Travelogue 1133 – 29 May
Golden Years


So the sun shines on in Italy. It always did. Despite the evidence of the gloomy scenes he painted, the bright Mediterranean sun shone on Michelangelo Merisi from Caravaggio, too. His chiaroscuro, his browns and heavy shadows may have come to define the era, at least in my mind, but they never actually diminished the sun. Maybe his colours were informed by his lifestyle as much as anything. It may have been bright outside, but interiors in the 1590s were still lit by candles. And the famous carouser may not, in fact, have seen much daylight. But when the sun did occasionally find him, it shone on him with equal grace, at least until the fateful summer day in 1610 when a fever swept him away.

By the time he died, Caravaggio had been on the run for four years. He died while on his way back to Rome. He had been hoping for a papal pardon. In 1606, he had murdered a rival in a fight over a woman, some say in the process of castrating the man, and a death sentence had been imposed on him. On his final journey, he was carrying new paintings to offer the urbane Pope Paul V, hoping for the best.

Popes still figured prominently in the lives of top-tier Italian painters in this period, as they had throughout the Renaissance. But things had changed since the days when Caravaggio’s namesake, Michelangelo, had argued with the fiery Pope Julius II in the Vatican. Things were cooler and more distant in 1600 than they were 1500. Courts, royal and papal, had evolved into grand productions. There was a lot more money. And much of it was Spanish.

In Julius II’s day, Portugal and Spain were staking out claims to the New World. It amounted to little more than a diplomatic exercise for the popes of the day, and a rather academic one at that, because there was so little knowledge about the extent of the new discoveries. The Portuguese and Spanish had been bickering over territories all over the Atlantic in their race for new trade routes and ports. It was only a question of commerce then, and who would inherit the type of trade wealth that Venice had monopolized for centuries. The corrupt Borgia pope, Alexander VI, who was born in Spain, had brokered a rather abstract deal drawing a line on the map, dividing the western hemisphere between the two maritime powers. A dozen years later, Julius II himself was dragged into the affair, ratifying an adjustment to the deal and a new treaty with a bull called “Ea quae pro bono pacis”, which means roughly, “in the interest of promoting peace”. I’m sure the whole thing seemed trivial to the no-nonsense Julius, whose attention was entirely absorbed by the petty wars among the Italians.
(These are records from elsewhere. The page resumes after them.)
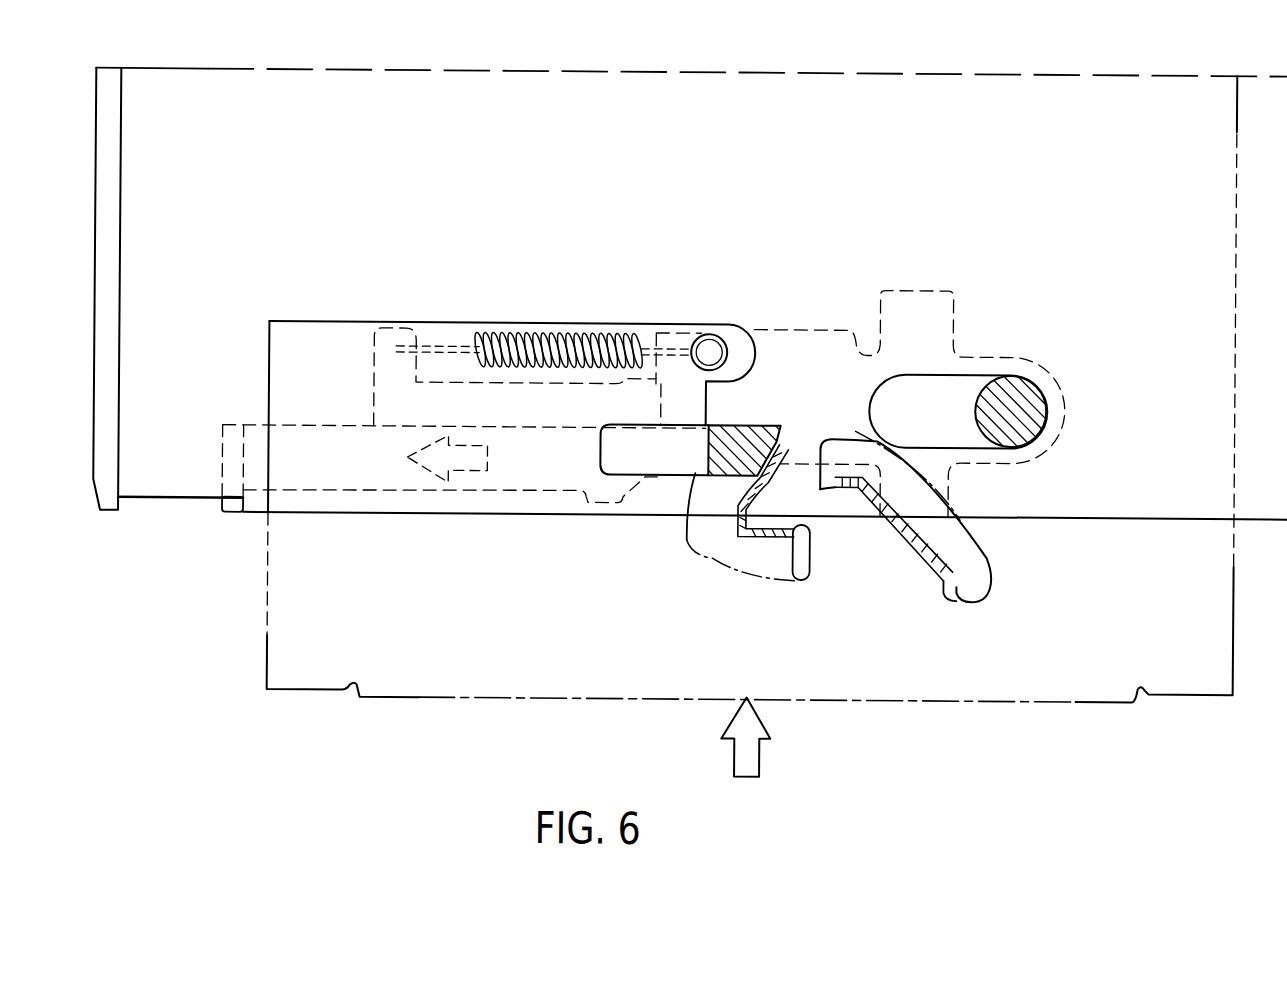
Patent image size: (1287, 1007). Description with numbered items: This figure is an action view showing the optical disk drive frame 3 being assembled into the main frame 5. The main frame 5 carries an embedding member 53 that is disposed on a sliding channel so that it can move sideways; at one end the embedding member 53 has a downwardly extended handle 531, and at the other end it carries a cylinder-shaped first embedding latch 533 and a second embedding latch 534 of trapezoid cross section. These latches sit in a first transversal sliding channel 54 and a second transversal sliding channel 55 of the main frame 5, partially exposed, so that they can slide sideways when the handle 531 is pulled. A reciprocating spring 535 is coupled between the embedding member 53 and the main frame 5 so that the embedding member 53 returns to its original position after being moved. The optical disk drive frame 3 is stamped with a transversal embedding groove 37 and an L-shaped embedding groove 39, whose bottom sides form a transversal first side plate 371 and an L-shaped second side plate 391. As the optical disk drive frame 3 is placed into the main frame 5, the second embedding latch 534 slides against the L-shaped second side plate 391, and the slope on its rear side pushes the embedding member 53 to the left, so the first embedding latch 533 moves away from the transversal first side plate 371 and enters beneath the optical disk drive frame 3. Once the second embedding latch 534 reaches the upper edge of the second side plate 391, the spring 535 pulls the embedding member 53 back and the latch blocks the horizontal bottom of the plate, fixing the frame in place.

The optical disk drive frame 3 is at (261, 649).
The main frame 5 is at (160, 481).
The transversal embedding groove 37 is at (1000, 560).
The L-shaped embedding groove 39 is at (707, 550).
The embedding member 53 is at (814, 316).
The first transversal sliding channel 54 is at (943, 388).
The second transversal sliding channel 55 is at (615, 450).
The transversal first side plate 371 is at (917, 540).
The L-shaped second side plate 391 is at (760, 533).
The handle 531 is at (223, 463).
The first embedding latch 533 is at (1018, 411).
The second embedding latch 534 is at (700, 434).
The reciprocating spring 535 is at (560, 319).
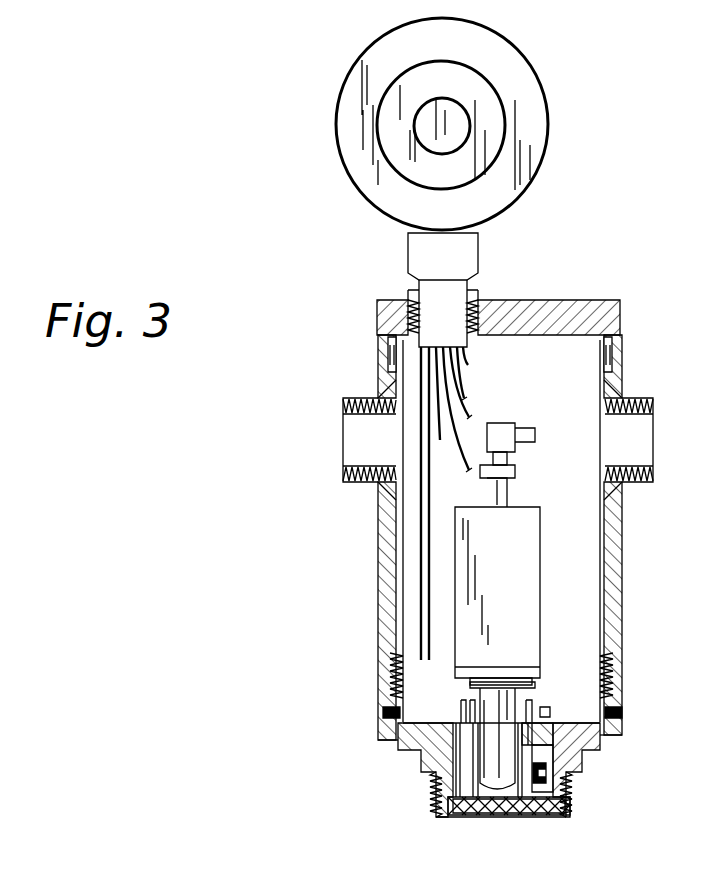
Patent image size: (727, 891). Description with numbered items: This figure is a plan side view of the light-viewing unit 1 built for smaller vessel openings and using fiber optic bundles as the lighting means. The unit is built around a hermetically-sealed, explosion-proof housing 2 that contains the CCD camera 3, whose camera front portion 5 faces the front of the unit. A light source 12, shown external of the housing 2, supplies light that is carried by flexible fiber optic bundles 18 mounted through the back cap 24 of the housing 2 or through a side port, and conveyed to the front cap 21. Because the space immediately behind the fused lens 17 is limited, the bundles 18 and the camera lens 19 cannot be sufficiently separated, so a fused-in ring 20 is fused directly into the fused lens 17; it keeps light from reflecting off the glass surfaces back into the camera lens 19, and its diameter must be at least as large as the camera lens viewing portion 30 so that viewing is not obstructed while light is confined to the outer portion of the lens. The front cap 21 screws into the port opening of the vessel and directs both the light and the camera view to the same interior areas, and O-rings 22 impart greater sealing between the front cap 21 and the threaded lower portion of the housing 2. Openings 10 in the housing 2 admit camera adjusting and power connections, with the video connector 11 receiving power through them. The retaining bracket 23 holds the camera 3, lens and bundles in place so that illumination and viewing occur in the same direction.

The light-viewing unit 1 is at (582, 228).
The housing 2 is at (615, 555).
The camera 3 is at (533, 548).
The camera front portion 5 is at (491, 703).
The openings 10 is at (352, 430).
The video connector 11 is at (507, 432).
The light source 12 is at (537, 97).
The fused lens 17 is at (483, 818).
The fiber optic bundles 18 is at (466, 402).
The camera lens 19 is at (518, 710).
The fused-in ring 20 is at (492, 818).
The front cap 21 is at (430, 793).
The O-rings 22 is at (380, 705).
The retaining bracket 23 is at (420, 752).
The back cap 24 is at (595, 298).
The camera lens viewing portion 30 is at (520, 818).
By 1600, Europe was awash with colonial gold. Everyone was getting a taste of it. Courts and kings were spending lavishly. Everywhere there was more pomp and circumstance. The pope was Clement VIII, a cultured and competent Florentine who had taken on a lot of building projects. Though Caravaggio never met the pope personally, that I’m aware, his ambitions and the pope’s dovetailed nicely and Caravaggio flourished in Rome.

Sunday, May 26, 2024

Travelogue 1132 – 26 May
Setting the Stage


The weather has been changeable. There’s a spot or two of rain for us almost every day. There is usually a spell a sunshine, too. And when the sun does shines, I am nearly overcome. This is how I have become, living in a cloudy place. The simplest thing is miraculous; a moment of strong sunlight is a holy visitation.

We returned a few weeks ago from Italia, and the sun there was – dare I say it? – magical. It haunts me, even as the Netherlands puts on its late spring face, even as temperatures rise and the sun warms the pavements. That is because there is something unique about the Italian sun. It is bright. It leaves a mark on the memory, like the afterglow of light inside your eyelids. It’s like stage lighting. Of course history would be a grand drama there.

Dutch light is softer. It rarely dazzles. It soothes and warms. What the Netherlands offers in May is the vibrancy of the colour that I think I now love most: green. It is such a radiant and light shade of green, that it embodies spring, as though the leaves above and the grass below are pulsing with absorbed sunlight and lush with plentiful water.